Learning About Wild Mushroom Foraging from MycoLogical Natural Products
I’m new to Bon Appétit, so maybe this is old news to some, but I was thrown for a loop to discover that several Bon Appétit chefs regularly use wild mushrooms in their cooking. The Bon Appétit teams at Willamette University and Mt. Angel Abbey in Oregon not only cook with wild mushrooms, but the chefs and managers are also big mushroom foragers themselves!
Naturally, after finding out about this, I had to pay a visit to MycoLogical Natural Products, which provides most of the wild mushrooms those cafés use.
MycoLogical Founder and President Owen Rice started a wild mushroom distribution company 20 years ago in Eugene, OR. He had foraged mushrooms for fun, and as a returning student at the University of Oregon, he became passionate about the link between forest conservation and harvesting wild products. He believed that one day, forests could be managed and maintained for foraging rather than exploited for timber. He started out by renting space in a restaurant kitchen to package dried mushrooms, which he sold out of his studio apartment.
Today, MycoLogical is still located in the same college town, and they still sell wild mushrooms. Aside from that, the company has changed quite a bit. Now there are 15 to 18 employees (depending on the season), with a building for the main office and distribution center, and a separate space for selling dried mushrooms.
They have also expanded well beyond wild mushrooms. Their storage coolers now house wild mushrooms from the mountains, farmed mushrooms and baby garlic, and wild greens like wild onions, stinging nettles, and fiddlehead ferns. The wild greens are often found on old homesteads and are believed to be non-native plants that early settlers brought out west. MycoLogical also has perhaps the widest selection in the country of organic dried chili peppers, and during the summer months they sell organically grown and wild berries.
MycoLogical’s biggest clients are high-end chefs and gourmet wholesale distributors, which can translate into some pretty selective buyers. Many chefs use the products for garnish, so they want them to look perfect. Fiddlehead ferns must be coiled just right, and the stems have to be just the right length, which means the foragers must really know what to look for.
When I asked who their foragers are, I found out that there is no “typical” forager. Many are young Latino immigrants, some are Oregon families that have been foraging for years, and Owen told me about one grandmother who works for a prominent tech company and takes her grandchildren out to forage. One time she and her grandkids collected $2,000 worth of morel mushrooms every day for an entire week!
At this point you might be thinking what I was: Isn’t it hard not to accidentally pick poisonous ones?

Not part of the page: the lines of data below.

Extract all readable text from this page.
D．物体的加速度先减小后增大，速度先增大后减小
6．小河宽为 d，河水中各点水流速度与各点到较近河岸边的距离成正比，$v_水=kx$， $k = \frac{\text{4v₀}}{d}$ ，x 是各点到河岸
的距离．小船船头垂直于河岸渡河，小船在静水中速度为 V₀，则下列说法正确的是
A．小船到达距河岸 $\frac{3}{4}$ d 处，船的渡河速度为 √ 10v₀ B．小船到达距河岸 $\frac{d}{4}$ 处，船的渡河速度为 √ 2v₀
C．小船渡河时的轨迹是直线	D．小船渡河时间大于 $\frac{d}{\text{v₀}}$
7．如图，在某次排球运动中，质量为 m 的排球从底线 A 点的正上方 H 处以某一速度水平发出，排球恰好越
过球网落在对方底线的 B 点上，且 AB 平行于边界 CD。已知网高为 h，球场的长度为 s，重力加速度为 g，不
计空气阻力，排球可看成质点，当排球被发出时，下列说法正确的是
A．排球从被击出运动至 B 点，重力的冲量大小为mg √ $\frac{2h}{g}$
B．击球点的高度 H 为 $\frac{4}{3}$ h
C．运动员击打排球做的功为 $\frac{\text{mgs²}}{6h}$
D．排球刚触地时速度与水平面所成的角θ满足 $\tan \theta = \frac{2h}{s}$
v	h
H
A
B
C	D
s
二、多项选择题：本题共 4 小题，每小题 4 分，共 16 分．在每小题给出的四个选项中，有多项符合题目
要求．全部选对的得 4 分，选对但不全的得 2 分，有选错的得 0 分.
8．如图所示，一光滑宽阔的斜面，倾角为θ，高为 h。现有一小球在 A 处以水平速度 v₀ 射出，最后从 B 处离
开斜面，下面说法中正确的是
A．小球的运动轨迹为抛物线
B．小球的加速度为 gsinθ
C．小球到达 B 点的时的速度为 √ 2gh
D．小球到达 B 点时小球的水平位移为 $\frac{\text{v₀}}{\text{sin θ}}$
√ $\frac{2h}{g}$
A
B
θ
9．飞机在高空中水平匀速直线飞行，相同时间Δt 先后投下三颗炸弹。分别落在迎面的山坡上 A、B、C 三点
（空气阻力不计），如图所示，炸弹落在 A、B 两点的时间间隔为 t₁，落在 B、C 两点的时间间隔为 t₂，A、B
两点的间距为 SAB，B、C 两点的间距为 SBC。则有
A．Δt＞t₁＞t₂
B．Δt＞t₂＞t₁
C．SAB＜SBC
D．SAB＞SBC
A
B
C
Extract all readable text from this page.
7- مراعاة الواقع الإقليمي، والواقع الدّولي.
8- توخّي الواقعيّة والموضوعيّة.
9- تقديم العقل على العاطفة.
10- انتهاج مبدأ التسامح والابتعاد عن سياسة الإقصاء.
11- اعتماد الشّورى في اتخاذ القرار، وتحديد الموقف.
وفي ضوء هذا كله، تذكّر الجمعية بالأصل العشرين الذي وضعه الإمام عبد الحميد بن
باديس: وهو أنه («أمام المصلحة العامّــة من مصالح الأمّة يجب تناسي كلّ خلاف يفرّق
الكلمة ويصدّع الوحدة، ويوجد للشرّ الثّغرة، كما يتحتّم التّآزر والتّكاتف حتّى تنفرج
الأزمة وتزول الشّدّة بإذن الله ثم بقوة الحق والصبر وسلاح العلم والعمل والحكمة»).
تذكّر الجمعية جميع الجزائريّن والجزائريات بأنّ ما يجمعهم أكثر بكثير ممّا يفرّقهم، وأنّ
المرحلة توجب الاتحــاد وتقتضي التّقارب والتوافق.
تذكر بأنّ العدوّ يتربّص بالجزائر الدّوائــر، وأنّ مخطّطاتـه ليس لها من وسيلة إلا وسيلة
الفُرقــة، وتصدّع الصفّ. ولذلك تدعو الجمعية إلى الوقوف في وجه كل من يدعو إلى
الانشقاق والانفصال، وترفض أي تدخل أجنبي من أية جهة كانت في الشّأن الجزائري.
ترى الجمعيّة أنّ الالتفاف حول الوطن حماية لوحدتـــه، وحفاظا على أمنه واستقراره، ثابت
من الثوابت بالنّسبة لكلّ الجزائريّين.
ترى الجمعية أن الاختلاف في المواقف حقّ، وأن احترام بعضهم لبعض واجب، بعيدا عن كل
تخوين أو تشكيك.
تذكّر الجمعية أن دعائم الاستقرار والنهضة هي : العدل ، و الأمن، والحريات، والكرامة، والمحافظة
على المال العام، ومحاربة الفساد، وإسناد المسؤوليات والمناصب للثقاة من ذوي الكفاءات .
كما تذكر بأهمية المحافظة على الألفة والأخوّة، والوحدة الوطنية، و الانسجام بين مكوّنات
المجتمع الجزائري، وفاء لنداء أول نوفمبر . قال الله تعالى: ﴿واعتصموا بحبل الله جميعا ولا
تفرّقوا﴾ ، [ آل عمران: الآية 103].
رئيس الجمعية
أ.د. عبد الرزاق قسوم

Owen explained to me that their mushrooms are triple checked. But they still don’t really encounter poisonous mushrooms — most, if not all, poisonous mushrooms are in the gilled family (think of the gills on the bottom of a portobello), and almost all of their wild mushrooms come from mushroom families that don’t have gills.
We also talked about how climate change has been affecting Owen’s mushroom selection. Now the winter season ends an entire month earlier. Foraging reflects how the natural environment is changing — with different climates, different species grow and the same ones develop in different ways. That means chefs can never be sure that there will be a supply of exactly what they are looking for, encouraging them to be creative with what comes in. And creativity seems to be a big part of what the foraging world is about — never knowing exactly what will be found!